At the candlelight vigil, the uneasy sense that Reyes' death was a hate crime loomed over the crowd. “She was my best, best friend. Probably the best, best friend I could ever ask for,” said a tearful Alexa Vasquez to the crowd. “We always hear statistics. We always hear about transgender statistics and their numbers. Well, today it wasn't a number. It was my sister. It was my best friend.”
Kevin O'Grady, Executive Director of The Center OC didn't know Zoraida Reyes, but several of his staff did. “It's been a rough week,” he said. “Unfortunately, this brings home to Orange County what happens across the nation everyday. Transgender women are subject to murder, violence and attack. What I hope it does is bring the rest of the LGB community behind in support of the transgender community and that everybody stands together.”
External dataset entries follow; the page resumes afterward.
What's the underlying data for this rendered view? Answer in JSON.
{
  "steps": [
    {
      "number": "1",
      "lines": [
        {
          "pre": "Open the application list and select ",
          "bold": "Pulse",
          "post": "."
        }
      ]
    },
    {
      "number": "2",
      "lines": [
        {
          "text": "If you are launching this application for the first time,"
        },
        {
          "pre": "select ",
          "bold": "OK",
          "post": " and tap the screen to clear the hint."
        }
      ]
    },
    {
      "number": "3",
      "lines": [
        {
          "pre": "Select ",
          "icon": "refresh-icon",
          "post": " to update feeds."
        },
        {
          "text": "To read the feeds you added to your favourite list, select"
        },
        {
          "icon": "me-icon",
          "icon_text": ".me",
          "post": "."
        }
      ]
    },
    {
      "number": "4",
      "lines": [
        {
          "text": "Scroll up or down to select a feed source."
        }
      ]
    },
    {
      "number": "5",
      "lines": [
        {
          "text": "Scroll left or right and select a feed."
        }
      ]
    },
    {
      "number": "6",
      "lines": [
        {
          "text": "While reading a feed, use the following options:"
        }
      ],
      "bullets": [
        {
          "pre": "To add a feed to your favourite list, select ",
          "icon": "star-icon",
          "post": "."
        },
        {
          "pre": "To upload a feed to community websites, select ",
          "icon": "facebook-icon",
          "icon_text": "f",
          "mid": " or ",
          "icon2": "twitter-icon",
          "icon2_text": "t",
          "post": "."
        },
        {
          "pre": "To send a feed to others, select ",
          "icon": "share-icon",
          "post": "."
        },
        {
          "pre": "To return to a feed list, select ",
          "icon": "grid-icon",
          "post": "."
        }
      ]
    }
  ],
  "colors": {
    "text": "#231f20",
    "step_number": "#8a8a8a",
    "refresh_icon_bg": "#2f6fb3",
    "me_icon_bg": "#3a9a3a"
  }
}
A program for the vigil noted Reyes as born in Michoacán. She later migrated to Santa Ana, going through Century High School, Santa Ana College and UC Santa Barbara. As an undocumented student, she became involved as an activist with the Orange County DREAM Team (OCDT) and DeColores Queer Orange County. Her death has sent a chill outside county lines– with a vigil held in Phoenix over the weekend and another one planned in San Francisco for tomorrow.
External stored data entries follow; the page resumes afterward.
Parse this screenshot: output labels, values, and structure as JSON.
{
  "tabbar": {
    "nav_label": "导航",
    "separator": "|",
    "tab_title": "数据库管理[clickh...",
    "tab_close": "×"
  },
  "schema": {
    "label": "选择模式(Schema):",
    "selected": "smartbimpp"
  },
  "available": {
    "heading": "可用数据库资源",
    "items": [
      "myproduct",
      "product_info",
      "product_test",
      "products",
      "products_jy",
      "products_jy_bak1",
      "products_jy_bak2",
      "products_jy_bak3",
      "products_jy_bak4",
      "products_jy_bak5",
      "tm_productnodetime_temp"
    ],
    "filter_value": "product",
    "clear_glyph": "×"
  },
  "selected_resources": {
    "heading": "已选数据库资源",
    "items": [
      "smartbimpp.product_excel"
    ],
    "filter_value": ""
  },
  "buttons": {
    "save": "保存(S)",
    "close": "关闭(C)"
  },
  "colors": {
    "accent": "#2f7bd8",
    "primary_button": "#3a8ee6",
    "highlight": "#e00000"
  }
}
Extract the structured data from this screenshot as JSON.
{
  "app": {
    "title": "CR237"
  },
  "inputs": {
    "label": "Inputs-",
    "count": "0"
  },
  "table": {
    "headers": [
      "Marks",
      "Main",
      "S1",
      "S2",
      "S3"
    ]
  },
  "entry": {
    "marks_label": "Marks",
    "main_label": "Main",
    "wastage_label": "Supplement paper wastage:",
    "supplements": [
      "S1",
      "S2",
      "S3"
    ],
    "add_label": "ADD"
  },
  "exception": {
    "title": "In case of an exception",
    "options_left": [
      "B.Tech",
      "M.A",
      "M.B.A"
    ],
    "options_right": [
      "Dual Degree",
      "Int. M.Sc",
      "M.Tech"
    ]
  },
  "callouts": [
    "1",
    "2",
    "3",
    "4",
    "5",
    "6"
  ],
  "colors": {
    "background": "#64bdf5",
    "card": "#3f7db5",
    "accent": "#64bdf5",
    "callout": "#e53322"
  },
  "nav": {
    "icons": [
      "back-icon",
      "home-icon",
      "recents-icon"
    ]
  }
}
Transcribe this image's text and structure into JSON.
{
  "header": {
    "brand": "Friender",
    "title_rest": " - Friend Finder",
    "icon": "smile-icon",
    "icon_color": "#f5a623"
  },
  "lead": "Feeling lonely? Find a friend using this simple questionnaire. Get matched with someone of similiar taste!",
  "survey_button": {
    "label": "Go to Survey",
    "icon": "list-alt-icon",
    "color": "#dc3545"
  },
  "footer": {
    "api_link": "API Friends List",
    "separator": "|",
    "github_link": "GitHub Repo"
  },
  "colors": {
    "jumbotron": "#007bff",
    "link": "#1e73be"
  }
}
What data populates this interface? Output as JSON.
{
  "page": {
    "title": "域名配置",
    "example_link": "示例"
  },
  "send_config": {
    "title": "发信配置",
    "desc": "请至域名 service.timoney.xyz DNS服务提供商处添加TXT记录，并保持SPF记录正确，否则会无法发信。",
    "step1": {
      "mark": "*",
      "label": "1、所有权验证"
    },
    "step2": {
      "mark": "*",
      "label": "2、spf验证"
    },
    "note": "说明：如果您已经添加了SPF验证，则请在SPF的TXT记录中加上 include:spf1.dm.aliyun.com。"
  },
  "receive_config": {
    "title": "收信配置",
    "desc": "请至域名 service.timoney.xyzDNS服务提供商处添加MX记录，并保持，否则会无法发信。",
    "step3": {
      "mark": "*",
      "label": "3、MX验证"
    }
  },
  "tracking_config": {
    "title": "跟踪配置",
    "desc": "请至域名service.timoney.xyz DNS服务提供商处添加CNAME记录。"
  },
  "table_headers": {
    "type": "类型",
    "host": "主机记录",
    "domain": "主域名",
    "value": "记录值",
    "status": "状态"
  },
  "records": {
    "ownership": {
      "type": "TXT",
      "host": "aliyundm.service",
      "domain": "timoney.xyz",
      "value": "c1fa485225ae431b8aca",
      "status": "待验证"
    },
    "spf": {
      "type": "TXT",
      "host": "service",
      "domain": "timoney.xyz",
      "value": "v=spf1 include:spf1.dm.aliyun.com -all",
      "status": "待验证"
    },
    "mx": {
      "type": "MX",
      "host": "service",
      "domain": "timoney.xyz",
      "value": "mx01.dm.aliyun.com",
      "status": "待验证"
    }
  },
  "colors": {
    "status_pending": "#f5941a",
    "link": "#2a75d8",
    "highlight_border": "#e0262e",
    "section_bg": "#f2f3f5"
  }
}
“She was really funny,” says OCDT activist Hairo Cortes. He worked with Reyes recently for a LGBTQ immigrant rights protest outside the Santa Ana city jail last month where five protesters were arrested for civil disobedience. “I remember we needed someone to do an interview and she said 'Oh, just put some makeup on Hairo, he has the hair!'”
Smoke from burning sage disappeared into the evening sky. A collection box for funeral donations made its way through the crowd. Chants of “Not One More / Ni Una Más” echoed with their spirit of stopping deportations, but were colored that night by the desire to stop violence against the transgender community.
As the vigil came to a close, a song by Mexican singer Gloria Trevi played as Reyes was a big fan. But friends left behind wondered how to deal with the grief of their loss.
“I just don't know where to go as a transgender activist after this,” Vasquez said. “It's real, and I keep on saying this, but it hurts.”